Une histoire douloureuse autour de l’afrikaans
L’enseignement en afrikaans est une question particulièrement sensible en Afrique du Sud, notamment en raison de son association historique… avec l’apartheid. Alors que pour une partie de la population blanche, cette langue représente l’autodétermination et la liberté, pour la majorité noire, elle est synonyme d’oppression et de discrimination. Dérivé du néerlandais auxquels se sont greffés des vocabulaires allemands, français ou même malais, la langue afrikaans a été le premier ciment nationaliste des afrikaners au cours du XIXe siècle, lesquels l’ont ensuite imposé comme langue administrative au détriment de l’anglais dès les premières années de la mise en place de la ségrégation raciale (1948). Un enseignement mal vécu par la majorité noire qui a fini par se soulever en 1976 depuis le township de Soweto. Une révolte sévèrement réprimée par le régime de l’apartheid, qui avait fait entre 176 et 700 victimes.

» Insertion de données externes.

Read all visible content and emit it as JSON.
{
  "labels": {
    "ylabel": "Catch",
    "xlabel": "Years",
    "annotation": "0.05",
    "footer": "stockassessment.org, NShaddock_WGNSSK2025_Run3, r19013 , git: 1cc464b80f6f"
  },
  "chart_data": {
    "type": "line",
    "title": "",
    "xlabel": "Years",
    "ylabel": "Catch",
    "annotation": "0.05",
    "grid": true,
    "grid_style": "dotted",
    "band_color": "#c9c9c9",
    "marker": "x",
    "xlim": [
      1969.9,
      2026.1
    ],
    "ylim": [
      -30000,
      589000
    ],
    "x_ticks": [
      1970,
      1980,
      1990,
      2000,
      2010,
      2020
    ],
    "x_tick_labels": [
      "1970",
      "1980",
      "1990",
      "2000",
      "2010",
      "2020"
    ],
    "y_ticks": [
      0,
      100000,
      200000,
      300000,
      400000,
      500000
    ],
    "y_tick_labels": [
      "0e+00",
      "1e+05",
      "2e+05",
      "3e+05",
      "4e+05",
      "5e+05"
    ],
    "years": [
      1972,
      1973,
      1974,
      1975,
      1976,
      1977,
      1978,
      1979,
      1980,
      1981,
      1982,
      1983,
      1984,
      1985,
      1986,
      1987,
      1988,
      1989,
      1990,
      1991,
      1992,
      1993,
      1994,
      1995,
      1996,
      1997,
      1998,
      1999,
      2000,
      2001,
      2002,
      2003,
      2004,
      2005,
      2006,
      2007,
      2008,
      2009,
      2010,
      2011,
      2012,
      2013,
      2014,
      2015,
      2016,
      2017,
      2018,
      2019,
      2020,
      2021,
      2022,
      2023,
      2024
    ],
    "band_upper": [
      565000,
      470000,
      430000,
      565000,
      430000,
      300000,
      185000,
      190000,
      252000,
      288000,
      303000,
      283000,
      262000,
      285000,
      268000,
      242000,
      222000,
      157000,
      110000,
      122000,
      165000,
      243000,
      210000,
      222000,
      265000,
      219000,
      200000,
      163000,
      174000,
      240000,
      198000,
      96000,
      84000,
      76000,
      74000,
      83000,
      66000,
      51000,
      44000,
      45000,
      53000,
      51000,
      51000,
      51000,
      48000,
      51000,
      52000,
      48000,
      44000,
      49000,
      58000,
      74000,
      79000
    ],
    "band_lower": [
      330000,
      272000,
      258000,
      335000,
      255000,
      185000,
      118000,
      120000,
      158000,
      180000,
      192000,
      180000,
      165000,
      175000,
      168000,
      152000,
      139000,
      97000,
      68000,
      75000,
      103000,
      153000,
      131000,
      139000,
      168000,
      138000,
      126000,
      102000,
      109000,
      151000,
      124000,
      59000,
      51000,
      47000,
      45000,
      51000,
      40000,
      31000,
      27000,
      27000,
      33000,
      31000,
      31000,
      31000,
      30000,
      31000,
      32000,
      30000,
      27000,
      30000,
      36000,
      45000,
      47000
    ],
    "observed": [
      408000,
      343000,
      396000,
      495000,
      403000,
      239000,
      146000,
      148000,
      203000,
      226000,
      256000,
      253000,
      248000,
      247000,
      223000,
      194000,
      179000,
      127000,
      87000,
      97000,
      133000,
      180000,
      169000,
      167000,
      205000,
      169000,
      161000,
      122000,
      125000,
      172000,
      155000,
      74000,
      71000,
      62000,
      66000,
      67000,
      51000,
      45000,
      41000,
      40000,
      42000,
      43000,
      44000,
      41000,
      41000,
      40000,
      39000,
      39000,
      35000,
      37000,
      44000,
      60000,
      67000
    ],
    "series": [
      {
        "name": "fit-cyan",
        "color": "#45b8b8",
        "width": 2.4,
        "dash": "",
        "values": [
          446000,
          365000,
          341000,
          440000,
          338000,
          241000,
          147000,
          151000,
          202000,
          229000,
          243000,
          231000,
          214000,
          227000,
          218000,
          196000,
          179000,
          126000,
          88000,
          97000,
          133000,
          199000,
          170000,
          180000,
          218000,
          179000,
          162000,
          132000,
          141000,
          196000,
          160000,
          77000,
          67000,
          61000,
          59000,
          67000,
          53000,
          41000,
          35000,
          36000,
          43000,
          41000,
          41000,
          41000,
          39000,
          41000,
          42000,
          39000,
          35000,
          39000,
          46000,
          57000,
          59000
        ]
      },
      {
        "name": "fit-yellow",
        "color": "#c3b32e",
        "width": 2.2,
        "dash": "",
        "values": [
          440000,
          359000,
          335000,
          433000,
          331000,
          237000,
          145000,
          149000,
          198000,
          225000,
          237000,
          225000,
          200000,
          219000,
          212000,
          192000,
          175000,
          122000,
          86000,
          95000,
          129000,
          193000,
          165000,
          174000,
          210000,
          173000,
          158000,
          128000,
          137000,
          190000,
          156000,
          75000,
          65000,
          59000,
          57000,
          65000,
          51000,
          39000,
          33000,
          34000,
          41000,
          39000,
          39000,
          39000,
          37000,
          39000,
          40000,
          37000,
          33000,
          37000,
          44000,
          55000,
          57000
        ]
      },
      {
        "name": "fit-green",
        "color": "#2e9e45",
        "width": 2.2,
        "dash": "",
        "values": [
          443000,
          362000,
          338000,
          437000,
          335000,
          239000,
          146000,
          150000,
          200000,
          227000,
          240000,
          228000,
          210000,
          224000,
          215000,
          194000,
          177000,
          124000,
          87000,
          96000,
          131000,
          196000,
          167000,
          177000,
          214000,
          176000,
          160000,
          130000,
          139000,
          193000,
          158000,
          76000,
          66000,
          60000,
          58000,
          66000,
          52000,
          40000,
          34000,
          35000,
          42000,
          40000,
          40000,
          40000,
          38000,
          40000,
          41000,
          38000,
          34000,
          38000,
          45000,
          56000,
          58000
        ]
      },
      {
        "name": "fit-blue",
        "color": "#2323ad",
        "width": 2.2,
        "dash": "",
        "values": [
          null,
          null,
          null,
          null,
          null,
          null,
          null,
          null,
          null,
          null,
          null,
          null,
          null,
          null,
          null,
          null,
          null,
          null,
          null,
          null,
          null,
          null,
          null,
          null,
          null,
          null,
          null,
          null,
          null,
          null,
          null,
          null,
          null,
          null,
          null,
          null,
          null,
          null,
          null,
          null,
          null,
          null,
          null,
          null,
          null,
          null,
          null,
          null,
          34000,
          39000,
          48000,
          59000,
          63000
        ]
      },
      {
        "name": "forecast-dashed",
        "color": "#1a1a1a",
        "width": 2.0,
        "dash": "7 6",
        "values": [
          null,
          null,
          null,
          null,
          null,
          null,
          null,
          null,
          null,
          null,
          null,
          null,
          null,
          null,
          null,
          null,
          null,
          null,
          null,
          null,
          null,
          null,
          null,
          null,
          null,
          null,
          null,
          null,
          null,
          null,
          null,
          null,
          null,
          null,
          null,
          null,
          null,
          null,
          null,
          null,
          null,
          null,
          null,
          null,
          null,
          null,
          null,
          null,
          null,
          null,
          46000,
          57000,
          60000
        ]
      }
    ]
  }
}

Aujourd’hui, seuls 9% des noirs parlent cette langue que l’on peut entendre facilement dans les provinces du Cap-Nord et du Cap-Occidental et qui a des partisans acharnés, notamment parmi les chanteurs phares de l’Afrikanerdom, come Bok van Blerk ou Steve Hofmeyr.
Opposition et contestations
La communauté afrikaansophone, ainsi que des groupes de défense tels que AfriForum, ont vivement critiqué la loi et menacent de porter l’affaire devant les tribunaux. Ils considèrent que l’amendement linguistique constitue une attaque directe contre l’afrikaans et l’identité afrikaner. « L’afrikaans a déjà été érodé dans les universités publiques du pays de la même manière », a déclaré le mouvement d’extrême-droite. Dans le même temps, des membres de l’Alliance démocratique (DA), le principal parti d’opposition et membre du gouvernement d’union nationale, ont également exprimé leur mécontentement face à la décision de M. Ramaphosa. Le chef de la DA, John Steenhuisen, a menacé de riposter politiquement, critiquant le fait que les partenaires de la coalition gouvernementale n’aient pas été suffisamment consultés, ravivant les tensions raciales encore très perceptibles dans un pays déjà profondément marqué par une ségrégation sociale importante et persistante.
Alors que le gouvernement cherche à rendre l’éducation plus accessible et inclusive, les questions linguistiques demeurent un terrain plus sensible que jamais. Et un échec pourrait pousser la minorité blanche à se radicaliser et à se recroqueviller sur elle-même, voire à faire sécession.